Employment Hero has over 300,000 businesses using their platform to manage their HR processes for more than 2.5M employees. It has 1200 employees globally, compared with 325 employees in 2021.
Pet Circle held on to a $1B valuation reached during the pandemic, when it secured a $125M investment led by US-based Prysm Capital and Sydney-based TDM Growth Partners.
Culture Amp raised $US100M in July 2021, valuing the company at $US1.5B. Its investors include Blackbird Ventures, TDM Growth Partners, Hostplus, Mike Cannon-Brookes’ Grok Ventures and Scott Farquhar’s Skip Capital.
Scalapay has become Italy’s version of Afterpay. It raised a combined total of $273M, led by US investor Tiger Global, in 2021 giving the three-year-old company a valuation of $950M.
Octopus Deploy was making $US20M in annual revenue when New York-based venture capital fund Insight Partners paid $221M to buy a slice in 2021.
Simpro took a $US350M investment in November 2021, valuing the company at $US600M.
Five other stories worth following:
Walmart became the biggest company so far to shut down diversity, equity, and inclusion initiatives following criticism from conservative activists, and Amazon and Target are being pressured to follow suit.
Kraken shut down NFT trading on its platform last week and said it planned to shutter its non-fungible-token marketplace in February, after which users will no longer be able to withdraw their NFTs.
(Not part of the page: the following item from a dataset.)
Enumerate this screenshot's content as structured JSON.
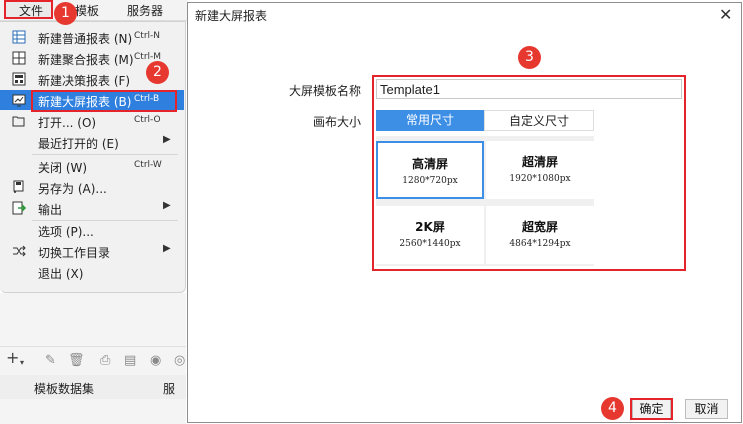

Fortnite’s most recent in-game concert (Remix: The Finale) saw 14M+ concurrent players, making it the game’s biggest event yet. The event featured music from Snoop Dogg, Eminem, Ice Spice, and the late Juice WRLD.
Meta reportedly plans to build a 24.9K-mile fibre-optic subsea internet cable that only it will use. Though an undertaking that could cost $10B+ and take years to complete, Meta alone accounts for 10% and 22% of all fixed and mobile traffic, respectively.
TikTok parent ByteDance is seeking $1.1M and a public apology from an ex-intern it alleges sabotaged an AI project by changing its code. ByteDance’s Doubao is China’s most popular chatbot.